C’était quoi le sujet de départ ? Ah oui, le changement climatique et ses impacts sur nos sociétés, sur nos enfants. Cette réalité terrifiante qu’il n’est plus de bon goût de remettre en cause. Au Bella Center, le centre qui accueille le cœur des discussions du sommet de Copenhague sur le climat, aurait-on tendance à oublier l’essentiel : l’urgente menace climatique ?

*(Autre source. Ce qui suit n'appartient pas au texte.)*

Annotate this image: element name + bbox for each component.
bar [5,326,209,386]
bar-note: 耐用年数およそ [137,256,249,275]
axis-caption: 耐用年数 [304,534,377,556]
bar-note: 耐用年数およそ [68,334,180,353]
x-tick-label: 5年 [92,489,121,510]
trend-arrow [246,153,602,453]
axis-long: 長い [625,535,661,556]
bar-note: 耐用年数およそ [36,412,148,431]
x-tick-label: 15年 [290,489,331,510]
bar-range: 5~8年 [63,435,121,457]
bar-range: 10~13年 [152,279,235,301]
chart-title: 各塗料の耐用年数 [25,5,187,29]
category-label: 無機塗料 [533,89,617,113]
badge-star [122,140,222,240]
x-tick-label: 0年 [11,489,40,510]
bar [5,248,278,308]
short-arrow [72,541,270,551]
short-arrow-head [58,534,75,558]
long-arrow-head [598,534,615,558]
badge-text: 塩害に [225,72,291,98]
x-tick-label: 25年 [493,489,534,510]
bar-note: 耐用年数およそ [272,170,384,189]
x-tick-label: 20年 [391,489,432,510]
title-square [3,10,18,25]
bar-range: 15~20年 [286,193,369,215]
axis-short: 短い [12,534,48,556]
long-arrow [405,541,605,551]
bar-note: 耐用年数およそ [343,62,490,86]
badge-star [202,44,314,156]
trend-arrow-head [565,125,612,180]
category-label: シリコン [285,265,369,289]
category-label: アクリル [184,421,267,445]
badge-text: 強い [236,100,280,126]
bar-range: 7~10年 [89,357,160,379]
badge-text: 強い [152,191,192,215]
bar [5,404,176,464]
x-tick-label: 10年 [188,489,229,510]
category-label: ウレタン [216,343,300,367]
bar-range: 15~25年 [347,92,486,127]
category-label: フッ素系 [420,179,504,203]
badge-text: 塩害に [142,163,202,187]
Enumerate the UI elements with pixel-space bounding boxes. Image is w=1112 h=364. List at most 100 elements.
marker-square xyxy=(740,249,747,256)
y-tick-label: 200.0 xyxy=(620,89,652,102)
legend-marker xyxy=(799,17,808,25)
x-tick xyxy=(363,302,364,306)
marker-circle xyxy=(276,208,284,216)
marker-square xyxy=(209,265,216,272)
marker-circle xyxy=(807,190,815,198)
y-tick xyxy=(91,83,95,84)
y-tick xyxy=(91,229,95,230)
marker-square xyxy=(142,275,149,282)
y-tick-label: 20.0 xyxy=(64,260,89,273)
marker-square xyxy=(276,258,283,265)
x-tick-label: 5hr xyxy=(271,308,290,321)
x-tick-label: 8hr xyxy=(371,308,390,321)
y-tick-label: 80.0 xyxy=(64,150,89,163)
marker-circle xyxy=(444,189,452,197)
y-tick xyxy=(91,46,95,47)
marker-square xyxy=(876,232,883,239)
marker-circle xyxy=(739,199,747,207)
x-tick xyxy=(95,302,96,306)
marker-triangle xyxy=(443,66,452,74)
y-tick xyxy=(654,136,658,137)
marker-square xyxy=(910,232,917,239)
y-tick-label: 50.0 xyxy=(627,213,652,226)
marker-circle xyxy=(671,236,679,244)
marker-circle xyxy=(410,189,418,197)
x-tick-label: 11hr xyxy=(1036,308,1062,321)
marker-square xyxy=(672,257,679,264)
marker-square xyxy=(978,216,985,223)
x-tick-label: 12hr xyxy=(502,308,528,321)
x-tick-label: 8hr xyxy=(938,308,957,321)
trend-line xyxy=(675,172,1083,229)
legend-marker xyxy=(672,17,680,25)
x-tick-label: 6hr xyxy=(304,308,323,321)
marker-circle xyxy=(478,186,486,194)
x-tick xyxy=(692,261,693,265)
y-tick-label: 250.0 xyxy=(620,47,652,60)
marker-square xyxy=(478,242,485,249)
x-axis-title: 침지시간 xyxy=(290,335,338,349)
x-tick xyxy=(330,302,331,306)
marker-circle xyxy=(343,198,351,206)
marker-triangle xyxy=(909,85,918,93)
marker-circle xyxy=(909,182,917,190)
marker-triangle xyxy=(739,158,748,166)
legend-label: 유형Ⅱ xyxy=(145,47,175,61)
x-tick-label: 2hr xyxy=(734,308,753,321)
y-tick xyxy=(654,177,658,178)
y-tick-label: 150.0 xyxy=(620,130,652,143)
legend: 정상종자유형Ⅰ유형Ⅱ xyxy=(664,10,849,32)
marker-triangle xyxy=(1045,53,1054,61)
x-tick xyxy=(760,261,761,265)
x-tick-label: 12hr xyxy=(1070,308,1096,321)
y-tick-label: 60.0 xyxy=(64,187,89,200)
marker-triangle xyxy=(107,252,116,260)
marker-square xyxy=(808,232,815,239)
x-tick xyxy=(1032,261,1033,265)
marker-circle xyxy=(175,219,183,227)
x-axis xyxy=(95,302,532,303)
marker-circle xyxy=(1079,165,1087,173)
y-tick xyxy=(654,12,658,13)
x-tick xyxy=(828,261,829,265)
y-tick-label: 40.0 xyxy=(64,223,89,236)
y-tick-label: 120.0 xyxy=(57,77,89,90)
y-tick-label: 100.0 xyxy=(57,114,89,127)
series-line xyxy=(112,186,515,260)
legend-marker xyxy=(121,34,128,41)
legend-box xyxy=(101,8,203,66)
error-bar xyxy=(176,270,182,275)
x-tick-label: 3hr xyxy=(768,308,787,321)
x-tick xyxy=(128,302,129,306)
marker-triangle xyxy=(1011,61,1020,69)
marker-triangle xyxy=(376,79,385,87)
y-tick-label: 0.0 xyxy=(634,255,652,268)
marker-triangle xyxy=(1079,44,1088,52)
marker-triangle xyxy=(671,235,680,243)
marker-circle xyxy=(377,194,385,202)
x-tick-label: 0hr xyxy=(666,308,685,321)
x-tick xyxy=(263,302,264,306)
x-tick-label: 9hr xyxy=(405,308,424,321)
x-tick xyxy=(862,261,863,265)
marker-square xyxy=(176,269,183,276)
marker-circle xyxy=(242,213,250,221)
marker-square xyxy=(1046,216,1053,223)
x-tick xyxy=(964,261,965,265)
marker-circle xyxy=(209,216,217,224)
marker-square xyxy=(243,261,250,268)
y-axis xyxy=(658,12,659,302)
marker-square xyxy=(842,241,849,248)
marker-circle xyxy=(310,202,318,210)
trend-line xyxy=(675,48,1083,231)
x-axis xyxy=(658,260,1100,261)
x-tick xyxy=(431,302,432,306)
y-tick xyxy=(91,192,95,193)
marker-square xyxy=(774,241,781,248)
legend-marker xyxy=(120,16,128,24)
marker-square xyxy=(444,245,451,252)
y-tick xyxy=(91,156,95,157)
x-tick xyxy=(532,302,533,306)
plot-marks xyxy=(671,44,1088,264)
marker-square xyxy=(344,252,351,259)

Nous touchons désormais au cœur des négociations. La tension est palpable, à la hauteur tout simplement de l’enjeu : trouver un panel de solutions pour que l’Humanité, rien que ça, n’ait pas à affronter un futur qui soit pire que le présent. Les négociateurs ont passé les 400 dernières heures à chercher des compromis, à faire passer des messages. Ils ne sont pas seuls puisque chaque délégation est accompagnée d’experts. Et le temps est maintenant venu des Chefs d’Etat, parce qu’une négociation climat a pour finalité d’aboutir à un accord politique, et bien sûr Copenhague n’échappe pas à la règle. Aboutir à un accord politique.... C’est essentiel, mais au combien compliqué. Pourquoi ? Parce que les problèmes que pose la lutte contre le changement climatique ne sont pas les seuls à intervenir dans les discussions, même si celles-ci leurs sont dédiées. Atténuer et s’adapter demande de discuter d’argent, d’investissements nationaux comme de transferts de fonds internationaux. Et cela est bien normal, puisqu’une négociation internationale sert précisément à cela. Or, comment discuter d’argent sans inclure, volontairement ou pas, d’autres dimensions de la vie politique internationale. Cela reviendrait à faire table rase du monde qui nous entoure, des questions de commerce international, de biodiversité, de pauvreté et de tant d’autres encore. Il faut donc bien garder en tête qu’on ne négocie pas sur le climat en vase clos, et que les autres problèmes du monde viennent peu ou prou s’immiscer dans les discussions, dans les nécessaires tensions, et parfois même dans les accords finaux.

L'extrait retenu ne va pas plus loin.